More than 150 people were killed Monday in bombings claimed by the Islamic State in northwestern Syria, the stronghold of the Alawite ethnic minority which has ruled Syria for decades. Seven almost simultaneous explosions blew up bus stations, hospitals and other civilian targets in the seaside cities of Jableh and Tartus, which until today had been considered safe havens from Syria’s five-year civil war.
The Syrian Observatory for Human Rights monitor reported that a hundred people were killed in Jableh and at least another 48 in Tartus, including children.
ISIS issued a statement claiming responsibility for the blasts, saying they were in retaliation for Syrian regime’s and the Russians’ air strikes against the jihadists. They vowed “more devastating and bitter attacks.”

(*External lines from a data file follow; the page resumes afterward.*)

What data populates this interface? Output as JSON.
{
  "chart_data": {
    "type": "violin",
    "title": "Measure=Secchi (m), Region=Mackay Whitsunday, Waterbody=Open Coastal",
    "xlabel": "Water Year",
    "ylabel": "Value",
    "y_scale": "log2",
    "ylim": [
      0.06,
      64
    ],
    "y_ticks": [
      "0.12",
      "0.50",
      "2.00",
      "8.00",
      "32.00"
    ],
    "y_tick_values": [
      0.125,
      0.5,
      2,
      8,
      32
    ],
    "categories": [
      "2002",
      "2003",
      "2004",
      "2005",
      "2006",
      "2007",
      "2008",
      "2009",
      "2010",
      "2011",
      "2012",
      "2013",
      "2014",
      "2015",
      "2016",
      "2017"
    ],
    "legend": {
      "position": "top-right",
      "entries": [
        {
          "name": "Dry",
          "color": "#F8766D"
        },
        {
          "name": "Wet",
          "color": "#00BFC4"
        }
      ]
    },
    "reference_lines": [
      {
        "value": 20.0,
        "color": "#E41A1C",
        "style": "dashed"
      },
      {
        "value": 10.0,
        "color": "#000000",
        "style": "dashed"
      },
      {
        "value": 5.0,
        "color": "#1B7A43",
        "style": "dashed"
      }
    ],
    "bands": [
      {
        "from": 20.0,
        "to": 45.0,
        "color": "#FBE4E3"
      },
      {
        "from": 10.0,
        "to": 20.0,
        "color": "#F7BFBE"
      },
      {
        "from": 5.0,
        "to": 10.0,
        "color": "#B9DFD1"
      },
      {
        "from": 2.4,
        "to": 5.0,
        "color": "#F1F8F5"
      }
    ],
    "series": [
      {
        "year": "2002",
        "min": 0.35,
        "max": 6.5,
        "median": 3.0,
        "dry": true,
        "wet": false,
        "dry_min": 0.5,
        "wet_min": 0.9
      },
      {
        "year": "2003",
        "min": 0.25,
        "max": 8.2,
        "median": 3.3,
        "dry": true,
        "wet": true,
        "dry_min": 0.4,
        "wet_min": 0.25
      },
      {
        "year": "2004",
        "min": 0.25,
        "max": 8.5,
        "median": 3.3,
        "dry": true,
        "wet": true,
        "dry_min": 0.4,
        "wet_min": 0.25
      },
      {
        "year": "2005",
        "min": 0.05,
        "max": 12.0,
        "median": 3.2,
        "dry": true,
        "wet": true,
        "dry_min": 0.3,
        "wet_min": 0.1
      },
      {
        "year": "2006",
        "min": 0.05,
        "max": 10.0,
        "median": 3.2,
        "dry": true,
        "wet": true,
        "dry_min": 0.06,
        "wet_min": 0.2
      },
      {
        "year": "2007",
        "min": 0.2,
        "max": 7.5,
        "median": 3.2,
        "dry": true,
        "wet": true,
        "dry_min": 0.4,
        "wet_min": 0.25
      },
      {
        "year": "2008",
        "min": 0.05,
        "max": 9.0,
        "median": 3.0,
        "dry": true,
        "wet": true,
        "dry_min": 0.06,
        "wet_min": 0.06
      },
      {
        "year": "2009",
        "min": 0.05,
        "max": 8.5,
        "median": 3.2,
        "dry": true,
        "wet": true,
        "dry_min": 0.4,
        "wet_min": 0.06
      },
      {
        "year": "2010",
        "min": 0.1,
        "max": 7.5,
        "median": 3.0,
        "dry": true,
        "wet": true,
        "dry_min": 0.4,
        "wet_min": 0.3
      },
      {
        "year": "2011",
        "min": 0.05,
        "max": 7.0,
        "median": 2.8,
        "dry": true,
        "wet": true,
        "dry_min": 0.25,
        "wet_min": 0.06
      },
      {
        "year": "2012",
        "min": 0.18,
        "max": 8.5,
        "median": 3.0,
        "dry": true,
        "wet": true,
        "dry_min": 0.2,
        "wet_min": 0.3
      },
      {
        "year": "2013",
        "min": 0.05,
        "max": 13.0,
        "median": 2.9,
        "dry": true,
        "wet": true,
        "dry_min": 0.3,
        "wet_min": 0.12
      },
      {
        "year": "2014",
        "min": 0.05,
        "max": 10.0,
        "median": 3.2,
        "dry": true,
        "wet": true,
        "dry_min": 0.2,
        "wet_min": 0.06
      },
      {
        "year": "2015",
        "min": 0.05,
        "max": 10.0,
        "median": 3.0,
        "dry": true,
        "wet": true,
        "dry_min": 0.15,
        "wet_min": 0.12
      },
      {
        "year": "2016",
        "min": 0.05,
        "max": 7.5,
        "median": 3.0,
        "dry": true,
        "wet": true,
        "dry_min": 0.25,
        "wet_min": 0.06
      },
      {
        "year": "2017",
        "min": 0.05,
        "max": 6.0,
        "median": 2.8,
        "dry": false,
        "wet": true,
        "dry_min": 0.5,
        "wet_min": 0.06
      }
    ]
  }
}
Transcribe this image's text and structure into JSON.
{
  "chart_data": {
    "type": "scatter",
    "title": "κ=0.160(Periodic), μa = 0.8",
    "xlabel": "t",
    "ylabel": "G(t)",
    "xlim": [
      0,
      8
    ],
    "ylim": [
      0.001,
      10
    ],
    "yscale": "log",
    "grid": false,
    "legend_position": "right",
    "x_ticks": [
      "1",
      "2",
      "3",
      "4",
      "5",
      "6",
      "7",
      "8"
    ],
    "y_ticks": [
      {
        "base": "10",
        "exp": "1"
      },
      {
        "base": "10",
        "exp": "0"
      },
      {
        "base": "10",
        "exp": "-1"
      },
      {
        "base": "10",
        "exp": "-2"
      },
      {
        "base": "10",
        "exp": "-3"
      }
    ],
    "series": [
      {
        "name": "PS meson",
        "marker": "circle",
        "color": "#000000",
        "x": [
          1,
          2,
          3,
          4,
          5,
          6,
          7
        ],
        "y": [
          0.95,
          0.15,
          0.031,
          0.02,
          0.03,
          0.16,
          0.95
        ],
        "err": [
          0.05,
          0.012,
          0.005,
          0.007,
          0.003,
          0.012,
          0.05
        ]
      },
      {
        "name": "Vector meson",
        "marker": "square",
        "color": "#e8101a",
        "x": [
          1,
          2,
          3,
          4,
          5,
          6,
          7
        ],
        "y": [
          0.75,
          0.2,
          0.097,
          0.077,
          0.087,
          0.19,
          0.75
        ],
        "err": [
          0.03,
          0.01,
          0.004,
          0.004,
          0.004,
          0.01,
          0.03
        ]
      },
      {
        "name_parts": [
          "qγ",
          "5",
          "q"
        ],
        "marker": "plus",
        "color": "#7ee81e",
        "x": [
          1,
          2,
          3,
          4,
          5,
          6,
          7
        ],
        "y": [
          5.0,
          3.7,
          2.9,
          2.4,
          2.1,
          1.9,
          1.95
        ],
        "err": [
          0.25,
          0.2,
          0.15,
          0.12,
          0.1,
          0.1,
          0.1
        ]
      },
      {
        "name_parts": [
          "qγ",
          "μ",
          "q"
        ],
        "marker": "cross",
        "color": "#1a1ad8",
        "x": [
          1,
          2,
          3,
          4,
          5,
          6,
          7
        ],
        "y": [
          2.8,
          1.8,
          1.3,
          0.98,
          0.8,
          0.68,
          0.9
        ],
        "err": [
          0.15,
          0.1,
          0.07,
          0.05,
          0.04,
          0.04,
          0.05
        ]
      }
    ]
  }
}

ISIS has not had a presence in Syria’s coastal provinces, where al-Qaida’s al-Nusra Front is more prominent. But according to experts, ISIS has been known to use sleeper cells to attack its enemies, both in the Middle East and in Europe.
According to Observatory head Rami Abdel Rahman, one car bomb detonated first, then, as people were rushing to the area, two suicide bombers detonated explosive belts. Some 15 minutes after the Tartus blasts, explosions began in Jableh, 40 miles to the north.
The Observatory said one car bomb and three suicide attackers targeted a bus station and a power station. One attacker carried victims of the first attack to the emergency room of the local state-run Asaad hospital and then detonated explosives.
Russia condemned the attacks, saying they “demonstrate yet again how fragile the situation is in Syria and the need to take energetic measures to re-launch peace talks.”
The French government called the bombings “heinous.”